Ne pas se tromper d’ennemis

12 février 2019 - par Sufo Sufo 

On ne le dira jamais assez : les lois sont faites pour assurer le bon fonctionnement d’une société. Mais quand, au nom de ces lois, la société même se trouve amputée de sa liberté de penser, d’agir, de s’indigner, il ne reste plus qu’une seule chose à faire : transgresser ces lois !
Le salut pour les Camerounais réside là en ce moment : manifester en masse dans les rues sans attendre l’autorisation de qui que ce soit ! Ce que nous descendons dans la rue réclamer, c’est un pays dans lequel se crée un vrai rêve, où se développent et non se sclérosent les multiples potentiels en présence, où on pense une vraie conquête, une vraie fabrique du futur par la maitrise et la domination des connaissances et des savoirs de toute sorte, et pour ce Cameroun-là, ce n’est pas un sous-préfet ou un préfet qui refuse de signer l’autorisation de marcher, qui va nous faire reculer.

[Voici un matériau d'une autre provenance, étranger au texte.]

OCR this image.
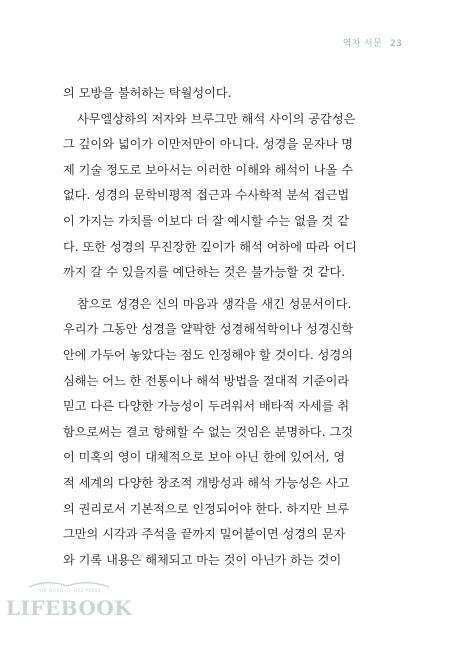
역자 서문 23
의 모방을 불허하는 탁월성이다.
사무엘상하의 저자와 브루그만 해석 사이의 공감성은
그 깊이와 넓이가 이만저만이 아니다. 성경을 문자나 명
제 기술 정도로 보아서는 이러한 이해와 해석이 나올 수
없다. 성경의 문학비평적 접근과 수사학적 분석 접근법
이 가지는 가치를 이보다 더 잘 예시할 수는 없을 것 같
다. 또한 성경의 무진장한 깊이가 해석 여하에 따라 어디
까지 갈 수 있을지를 예단하는 것은 불가능할 것 같다.
참으로 성경은 신의 마음과 생각을 새긴 성문서이다.
우리가 그동안 성경을 얄팍한 성경해석학이나 성경신학
안에 가두어 놓았다는 점도 인정해야 할 것이다. 성경의
심해는 어느 한 전통이나 해석 방법을 절대적 기준이라
믿고 다른 다양한 가능성이 두려워서 배타적 자세를 취
함으로써는 결코 항해할 수 없는 것임은 분명하다. 그것
이 미혹의 영이 대체적으로 보아 아닌 한에 있어서, 영
적 세계의 다양한 창조적 개방성과 해석 가능성은 사고
의 권리로서 기본적으로 인정되어야 한다. 하지만 브루
그만의 시각과 주석을 끝까지 밀어붙이면 성경의 문자
와 기록 내용은 해체되고 마는 것이 아닌가 하는 것이
THE WORD OF LIFE PRESS
LIFEBOOK
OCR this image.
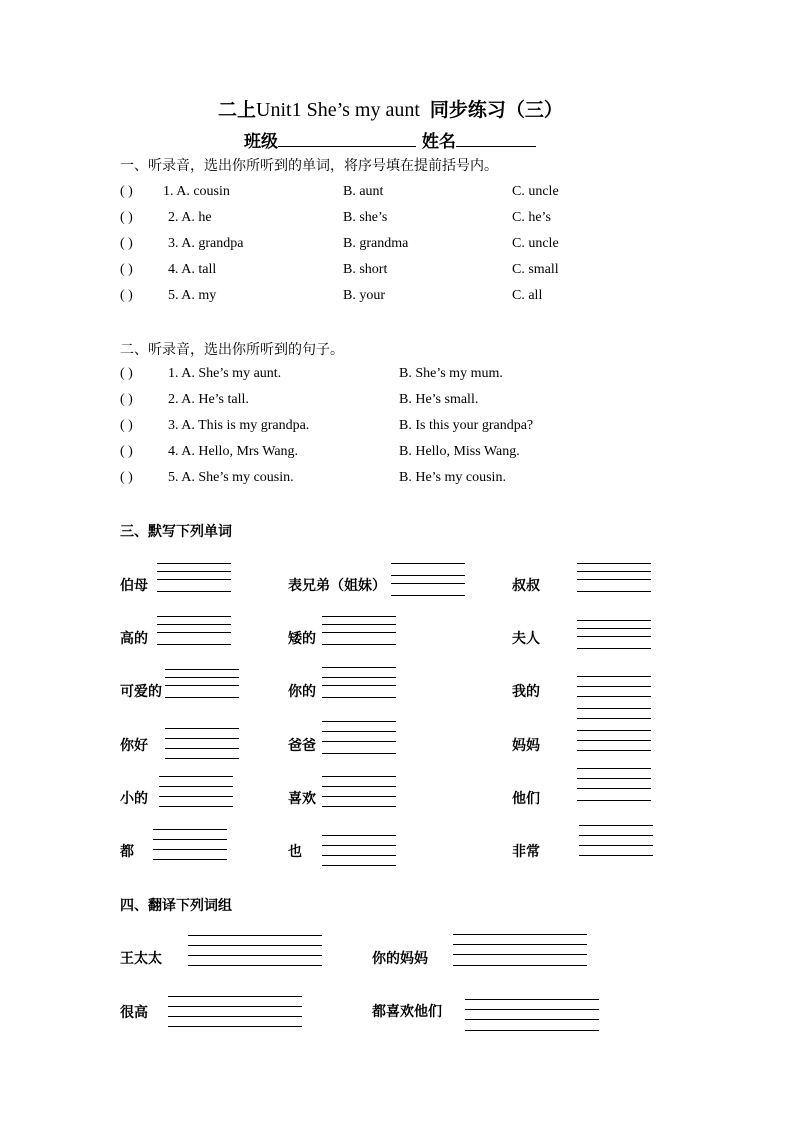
二上Unit1 She’s my aunt 同步练习（三）
班级	姓名
一、听录音，选出你所听到的单词，将序号填在提前括号内。
( ) 1. A. cousin	B. aunt	C. uncle
( )	2. A. he	B. she’s	C. he’s
( )	3. A. grandpa	B. grandma	C. uncle
( )	4. A. tall	B. short	C. small
( )	5. A. my	B. your	C. all
二、听录音，选出你所听到的句子。
( )	1. A. She’s my aunt.	B. She’s my mum.
( )	2. A. He’s tall.	B. He’s small.
( )	3. A. This is my grandpa.	B. Is this your grandpa?
( )	4. A. Hello, Mrs Wang.	B. Hello, Miss Wang.
( )	5. A. She’s my cousin.	B. He’s my cousin.
三、默写下列单词
伯母	表兄弟（姐妹）	叔叔
高的	矮的	夫人
可爱的	你的	我的
你好	爸爸	妈妈
小的	喜欢	他们
都	也	非常
四、翻译下列词组
王太太	你的妈妈
很高	都喜欢他们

Pendant 36 ans, "ils" n’ont été capables que de nous servir deux types de rêves : soit tu rêves d’être nommé ministre par décret présidentiel pour entrer dans la mangeoire présidentielle, soit tu entreprends de nager dans la mer, alors que tu ne sais même pas nager dans une piscine, pour rejoindre l’Occident. Le truc c’est que tu n’y arrives même pas : les Libyens te capturent et te vendent en esclavage.

Mon frère, quand tu arrives à braver ta peur pour descendre cracher ta bile au goudron, on dit que c’est toi l’ennemi de l’État ! Et du coup, le malheur du pays vient de trouver un bouc émissaire, c’est toi ! Non, qu’on soit sérieux ! À un moment, il ne faut plus se tromper d’ennemi. Il ne faut surtout pas sinon quand cette terre sera terre, vous vous retrouverez dans le pays de « si je savais ».
Qu’on soit clair : il y a un et un seul ennemi d’État au Cameroun, et nous le connaissons tous. Thomas Sankara le disait bien « les mêmes gens qui exploitent l’Afrique, ce sont les mêmes qui exploitent l’Europe… ». La situation n’a pas changé aujourd’hui. Au nom de leurs intérêts, ils ont décidé de plonger l’homme dans le noir. Au Cameroun, depuis 36 ans, Paul Biya est le garant de leurs intérêts, Paul Biya est au service du complot pour la destruction de l’Homme dans ce pays. Et pour ceux qui ne rêvent plus d’un changement, ceux pour qui Paul Biya est encore l’aboutissement de tout, je crois que des décennies vont s’écouler, et nous ne cesserons de pleurer le potentiel que ce pays a perdu.